Furthermore, there are 12 principles that serve as a guide for developing an agile methodology best suited to a business:

  • Customer satisfaction through early and continuous software delivery
  • Accommodate changing requirements throughout the development process
  • Frequent delivery of working software
  • Collaboration between the business stakeholders and developers throughout the project
  • Support, trust, and motivate the people involved
  • Enable face-to-face interactions
  • Working software is the primary measure of progress
  • Agile processes to support a consistent development pace
  • Attention to technical detail and design enhances agility
  • Simplicity
  • Self-organizing teams encourage great architectures, requirements, and designs
  • Regular reflections on how to become more effective

Because it has a customer-centric approach, based on effective collaboration between developers and customers, agile has become the industry standard. Its focus on iterative development, continuous change and fast product delivery results in a higher quality product.

Agile Frameworks

Scrum and Kanban are agile frameworks that include practices and predefined roles for the software development lifecycle. The most popular of the two, scrum is focused on delivering in sprints: predetermined timeframes for delivering the product. It also includes roles, events and artifacts.

For example, the team roles are product owner (the person representing the stakeholders), development team (the developers and designers who will deliver the product) and scrum master (the person who ensures that the framework is being followed).

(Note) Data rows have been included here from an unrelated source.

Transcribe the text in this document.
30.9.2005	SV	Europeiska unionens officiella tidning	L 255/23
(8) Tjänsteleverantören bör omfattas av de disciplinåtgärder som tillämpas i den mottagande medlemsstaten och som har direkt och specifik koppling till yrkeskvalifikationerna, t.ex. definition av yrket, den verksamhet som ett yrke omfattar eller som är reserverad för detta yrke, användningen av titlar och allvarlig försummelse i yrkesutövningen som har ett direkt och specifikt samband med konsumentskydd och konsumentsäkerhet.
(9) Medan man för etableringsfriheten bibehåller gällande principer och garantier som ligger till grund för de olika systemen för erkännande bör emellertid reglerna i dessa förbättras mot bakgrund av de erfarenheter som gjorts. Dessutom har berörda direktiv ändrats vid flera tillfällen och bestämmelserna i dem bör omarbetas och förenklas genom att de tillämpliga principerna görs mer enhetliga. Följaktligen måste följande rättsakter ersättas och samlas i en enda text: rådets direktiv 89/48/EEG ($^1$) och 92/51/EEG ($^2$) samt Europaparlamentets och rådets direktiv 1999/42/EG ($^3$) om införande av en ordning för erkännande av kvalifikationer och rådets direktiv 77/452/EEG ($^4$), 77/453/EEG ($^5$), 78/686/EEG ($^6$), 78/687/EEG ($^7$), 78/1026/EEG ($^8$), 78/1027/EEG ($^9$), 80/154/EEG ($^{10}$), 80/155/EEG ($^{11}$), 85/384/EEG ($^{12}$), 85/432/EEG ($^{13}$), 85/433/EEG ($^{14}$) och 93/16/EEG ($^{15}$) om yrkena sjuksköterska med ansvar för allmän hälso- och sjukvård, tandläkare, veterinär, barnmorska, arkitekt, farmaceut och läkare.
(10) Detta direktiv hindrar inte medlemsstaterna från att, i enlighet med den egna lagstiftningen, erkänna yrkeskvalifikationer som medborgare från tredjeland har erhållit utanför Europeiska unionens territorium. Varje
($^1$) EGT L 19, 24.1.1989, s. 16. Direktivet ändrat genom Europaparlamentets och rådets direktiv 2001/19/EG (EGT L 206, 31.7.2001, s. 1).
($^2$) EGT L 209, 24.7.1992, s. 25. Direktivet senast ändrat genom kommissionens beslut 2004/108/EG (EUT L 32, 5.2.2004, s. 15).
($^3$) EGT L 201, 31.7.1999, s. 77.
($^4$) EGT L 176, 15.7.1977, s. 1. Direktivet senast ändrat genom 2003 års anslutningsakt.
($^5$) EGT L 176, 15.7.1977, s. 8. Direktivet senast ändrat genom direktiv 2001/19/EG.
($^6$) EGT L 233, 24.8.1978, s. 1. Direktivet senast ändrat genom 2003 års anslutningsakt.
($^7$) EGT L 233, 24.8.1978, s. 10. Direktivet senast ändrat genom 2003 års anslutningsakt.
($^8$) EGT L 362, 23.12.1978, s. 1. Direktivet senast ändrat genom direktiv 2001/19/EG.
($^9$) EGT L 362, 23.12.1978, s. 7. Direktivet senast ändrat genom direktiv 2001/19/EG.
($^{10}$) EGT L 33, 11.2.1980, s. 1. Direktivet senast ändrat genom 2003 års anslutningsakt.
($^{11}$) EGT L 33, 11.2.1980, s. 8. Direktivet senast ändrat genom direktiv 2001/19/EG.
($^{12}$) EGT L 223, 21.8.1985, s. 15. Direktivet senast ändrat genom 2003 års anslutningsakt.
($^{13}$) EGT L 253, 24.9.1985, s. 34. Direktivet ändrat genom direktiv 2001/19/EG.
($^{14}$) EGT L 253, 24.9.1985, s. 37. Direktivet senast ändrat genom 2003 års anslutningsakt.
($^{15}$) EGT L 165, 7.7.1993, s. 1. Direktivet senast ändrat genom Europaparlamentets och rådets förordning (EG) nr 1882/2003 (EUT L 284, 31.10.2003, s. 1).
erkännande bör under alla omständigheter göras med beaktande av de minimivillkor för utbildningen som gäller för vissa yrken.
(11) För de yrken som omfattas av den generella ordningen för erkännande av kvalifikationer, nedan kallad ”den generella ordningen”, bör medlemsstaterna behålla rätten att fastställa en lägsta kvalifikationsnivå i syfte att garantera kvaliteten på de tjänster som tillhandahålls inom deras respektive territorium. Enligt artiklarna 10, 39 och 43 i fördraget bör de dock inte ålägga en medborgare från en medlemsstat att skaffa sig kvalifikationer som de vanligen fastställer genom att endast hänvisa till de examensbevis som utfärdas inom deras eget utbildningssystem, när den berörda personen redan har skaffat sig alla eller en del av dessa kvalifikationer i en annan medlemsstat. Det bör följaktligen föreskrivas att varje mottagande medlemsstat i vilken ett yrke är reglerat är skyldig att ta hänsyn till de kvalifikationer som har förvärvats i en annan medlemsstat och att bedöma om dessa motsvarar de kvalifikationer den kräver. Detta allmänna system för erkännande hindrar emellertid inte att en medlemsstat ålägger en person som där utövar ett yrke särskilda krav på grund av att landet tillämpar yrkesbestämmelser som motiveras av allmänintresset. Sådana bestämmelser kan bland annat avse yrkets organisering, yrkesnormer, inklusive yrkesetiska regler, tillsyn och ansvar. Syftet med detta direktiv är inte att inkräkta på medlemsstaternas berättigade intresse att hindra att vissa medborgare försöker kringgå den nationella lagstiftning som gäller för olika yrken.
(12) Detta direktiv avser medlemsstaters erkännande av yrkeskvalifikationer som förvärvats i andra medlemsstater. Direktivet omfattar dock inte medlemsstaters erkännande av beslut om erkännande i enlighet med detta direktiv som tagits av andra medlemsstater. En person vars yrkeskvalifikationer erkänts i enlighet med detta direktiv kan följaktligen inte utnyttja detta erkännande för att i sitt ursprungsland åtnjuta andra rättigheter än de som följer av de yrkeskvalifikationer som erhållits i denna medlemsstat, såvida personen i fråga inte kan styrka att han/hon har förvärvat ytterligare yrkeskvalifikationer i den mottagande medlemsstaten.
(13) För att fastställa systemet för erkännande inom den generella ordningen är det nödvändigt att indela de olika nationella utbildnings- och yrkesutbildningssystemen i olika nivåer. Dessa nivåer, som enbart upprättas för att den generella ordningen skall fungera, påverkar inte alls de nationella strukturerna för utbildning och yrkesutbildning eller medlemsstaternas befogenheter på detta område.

The workflow is composed of so-called “events”, starting with the sprint (timeframe for delivering the product, usually no longer than a month) and sprint planning (as the name implies, this is when the scrum team gets together to plan the sprint). A daily scrum is a short meeting held at the same time every day, to discuss what was achieved in the previous day and what is planned for the current day, as well as roadblocks to getting work done. At the end of each sprint, a sprint review is held to present the product to stakeholders and get feedback. Finally, the sprint retrospective is a meeting where the team discusses what went well and identifies improvement actions.  

Scrum artifacts are tools for maximizing transparency and promote a shared understanding of the work. The three primary artifacts are the product backlog (constantly updated by the product owner, this includes all the product requirements in order of priority), the sprint backlog (what needs to be accomplished during the next sprint) and the product increment (the product’s updated version that is released after each sprint).

Kanban is a concept developed by a Toyota engineer in the 1940s to improve manufacturing efficiency. It is a method that relies on visualizing stages of the development process on the Kanban board. Then, through Kanban cards, progress on tasks is communicated to all team members.

Other agile approaches to software development include Extreme Programming, Crystal, Feature-Driven Development (FDD) and Dynamic Systems Development Method (DSDM).

At ABIT Puresoft we use agile practices and processes to deliver complex projects, adapting to customer feedback on the go. Through continuous integration, user stories, automated tests, customer collaboration, burndown charts, test-driven development (TDD) and effective teamwork, we deliver services that meets or enhances our customers’ processes.